Aujourd’hui nous y sommes et la politique irresponsable de Bruxelles (qui ne voyait aucun inconvénient à l’envoi des djihadistes contre Damas en 2011-2013) fait de la Belgique (comme de toute l’UE) une cible prioritaire …

* Voir sur PCN-TV :

DAMAS/ LUC MICHEL DES JUIN 2013 AVERTIT DU DANGER DJIHADISTE EN EUROPE

Sur https://vimeo.com/118043306

La Libre oublie aussi de désigner ceux, tous aussi coupables que les djihadistes, qui au sommet de l’OTAN et de l’Etat belge ont laissé faire, instrumentalisant le djihadisme contre l’Etat syrien, favorisant le scénario du diable de la Géostratégie de la Tension : services secrets, dirigeants atlantistes, alliés démocrate-chrétiens de la Turquie islamo-conservatrice, magistrats …

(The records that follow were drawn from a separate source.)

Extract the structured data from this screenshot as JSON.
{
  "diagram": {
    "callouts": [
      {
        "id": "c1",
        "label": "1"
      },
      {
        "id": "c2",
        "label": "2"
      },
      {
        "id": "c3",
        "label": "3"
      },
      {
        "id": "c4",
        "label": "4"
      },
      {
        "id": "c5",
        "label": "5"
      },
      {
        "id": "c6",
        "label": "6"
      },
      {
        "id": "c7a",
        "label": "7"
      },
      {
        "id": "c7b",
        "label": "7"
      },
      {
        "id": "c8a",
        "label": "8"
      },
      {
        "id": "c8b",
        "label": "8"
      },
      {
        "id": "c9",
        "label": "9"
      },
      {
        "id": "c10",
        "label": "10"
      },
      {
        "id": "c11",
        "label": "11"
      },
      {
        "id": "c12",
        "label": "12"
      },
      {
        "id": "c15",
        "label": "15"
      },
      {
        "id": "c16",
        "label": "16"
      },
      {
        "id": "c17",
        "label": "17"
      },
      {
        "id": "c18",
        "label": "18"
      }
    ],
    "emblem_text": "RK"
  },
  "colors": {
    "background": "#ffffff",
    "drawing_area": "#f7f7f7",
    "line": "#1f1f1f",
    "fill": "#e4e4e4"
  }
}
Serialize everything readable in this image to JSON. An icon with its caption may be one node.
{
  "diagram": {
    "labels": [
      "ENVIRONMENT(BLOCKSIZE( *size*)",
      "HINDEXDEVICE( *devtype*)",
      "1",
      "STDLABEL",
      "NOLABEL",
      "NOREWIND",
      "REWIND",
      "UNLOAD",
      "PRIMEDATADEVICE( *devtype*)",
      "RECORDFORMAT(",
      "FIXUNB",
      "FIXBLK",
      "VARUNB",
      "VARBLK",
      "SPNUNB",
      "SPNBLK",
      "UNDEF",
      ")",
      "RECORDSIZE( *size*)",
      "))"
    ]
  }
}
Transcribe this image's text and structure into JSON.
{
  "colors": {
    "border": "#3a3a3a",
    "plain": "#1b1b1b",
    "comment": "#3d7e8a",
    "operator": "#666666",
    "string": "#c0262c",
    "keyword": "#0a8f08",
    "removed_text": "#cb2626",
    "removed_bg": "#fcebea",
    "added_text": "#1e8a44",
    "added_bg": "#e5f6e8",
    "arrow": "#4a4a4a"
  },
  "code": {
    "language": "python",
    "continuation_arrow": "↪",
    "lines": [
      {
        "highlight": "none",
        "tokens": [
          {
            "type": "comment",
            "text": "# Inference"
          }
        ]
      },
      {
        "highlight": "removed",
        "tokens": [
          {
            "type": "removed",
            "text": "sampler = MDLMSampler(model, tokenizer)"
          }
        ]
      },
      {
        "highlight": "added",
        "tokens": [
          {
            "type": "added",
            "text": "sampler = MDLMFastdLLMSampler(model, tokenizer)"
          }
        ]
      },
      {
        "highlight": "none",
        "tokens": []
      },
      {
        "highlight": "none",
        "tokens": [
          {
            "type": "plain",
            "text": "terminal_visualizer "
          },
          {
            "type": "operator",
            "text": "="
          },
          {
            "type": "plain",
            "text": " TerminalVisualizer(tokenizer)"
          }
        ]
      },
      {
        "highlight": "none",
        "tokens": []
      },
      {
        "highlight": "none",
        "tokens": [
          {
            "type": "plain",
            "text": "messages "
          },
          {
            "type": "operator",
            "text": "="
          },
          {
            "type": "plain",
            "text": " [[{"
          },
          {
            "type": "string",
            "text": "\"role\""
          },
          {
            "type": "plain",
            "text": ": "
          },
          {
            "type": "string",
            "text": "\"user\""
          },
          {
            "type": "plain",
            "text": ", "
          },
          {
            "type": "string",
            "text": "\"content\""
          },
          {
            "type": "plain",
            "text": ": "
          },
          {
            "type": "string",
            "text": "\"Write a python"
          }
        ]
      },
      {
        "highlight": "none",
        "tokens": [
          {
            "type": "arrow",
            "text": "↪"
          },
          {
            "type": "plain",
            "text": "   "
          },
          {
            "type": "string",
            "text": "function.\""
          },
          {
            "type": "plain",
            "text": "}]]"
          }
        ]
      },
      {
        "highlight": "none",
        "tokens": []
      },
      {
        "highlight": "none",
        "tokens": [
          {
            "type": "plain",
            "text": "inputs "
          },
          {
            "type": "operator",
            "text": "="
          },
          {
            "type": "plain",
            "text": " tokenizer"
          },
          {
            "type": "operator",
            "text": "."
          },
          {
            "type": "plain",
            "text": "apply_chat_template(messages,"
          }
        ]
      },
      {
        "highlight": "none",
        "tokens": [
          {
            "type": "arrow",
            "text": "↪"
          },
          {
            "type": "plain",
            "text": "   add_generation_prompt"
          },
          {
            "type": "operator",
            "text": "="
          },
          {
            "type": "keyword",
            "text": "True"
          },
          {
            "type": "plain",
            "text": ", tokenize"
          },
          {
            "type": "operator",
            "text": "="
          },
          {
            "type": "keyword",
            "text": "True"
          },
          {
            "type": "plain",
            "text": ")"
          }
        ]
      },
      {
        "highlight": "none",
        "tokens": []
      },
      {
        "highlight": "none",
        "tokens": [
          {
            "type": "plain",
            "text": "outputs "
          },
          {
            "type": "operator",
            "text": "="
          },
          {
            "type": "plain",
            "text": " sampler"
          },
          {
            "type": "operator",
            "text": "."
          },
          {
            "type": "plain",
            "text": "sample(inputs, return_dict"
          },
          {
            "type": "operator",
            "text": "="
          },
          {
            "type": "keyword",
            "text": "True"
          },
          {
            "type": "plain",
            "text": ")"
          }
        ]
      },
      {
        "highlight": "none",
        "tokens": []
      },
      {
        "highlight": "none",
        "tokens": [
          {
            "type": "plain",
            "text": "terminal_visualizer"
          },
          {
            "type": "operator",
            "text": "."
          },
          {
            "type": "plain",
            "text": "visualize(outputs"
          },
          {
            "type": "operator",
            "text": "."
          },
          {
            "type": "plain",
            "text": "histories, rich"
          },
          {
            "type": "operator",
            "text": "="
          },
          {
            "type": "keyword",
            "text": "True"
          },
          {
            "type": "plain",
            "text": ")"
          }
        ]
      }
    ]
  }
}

QUE DIT L’EDITORIALISTE DE LA LIBRE ?

Extrait. « Faut-il en déduire que les services policiers belges, le monde politique, les médias belges n’ont pas failli et ont géré ce dossier – celui du radicalisme – avec la rigueur, la finesse et la vision nécessaires ? La réponse est évidemment négative. Des failles, béantes, il y en a eu. Qu’on ait permis que se développent, à l’intérieur de la capitale belge et européenne, des réseaux salafistes échappant à toute règle, ce fut une erreur magistrale dont la Belgique paye et payera pendant longtemps encore les lourdes conséquences. Par souci de tolérance, certains – politiques, intellectuels – ont jugé utile de laisser une parole haineuse se répandre et s’immiscer dans les esprits d’une jeunesse fragile, sans repères. C’est d’autant plus insupportable que cette politique laxiste a terni l’image d’une commune – Molenbeek (…) On doit également s’interroger sur ce fait : recherché par les polices d’Europe, Salah Abdeslam n’a donc, vraisemblablement, pas quitté son quartier pendant 126 jours. Il a bénéficié, pendant ce temps, de complicités fortes et nombreuses. Ces personnes constituent à leur tour des dangers, des bombes en puissance. Car on imagine que l’esprit de vengeance est grand parmi les amis du terroriste. On ose espérer que la vigilance, la surveillance de ces individus seront maximales.»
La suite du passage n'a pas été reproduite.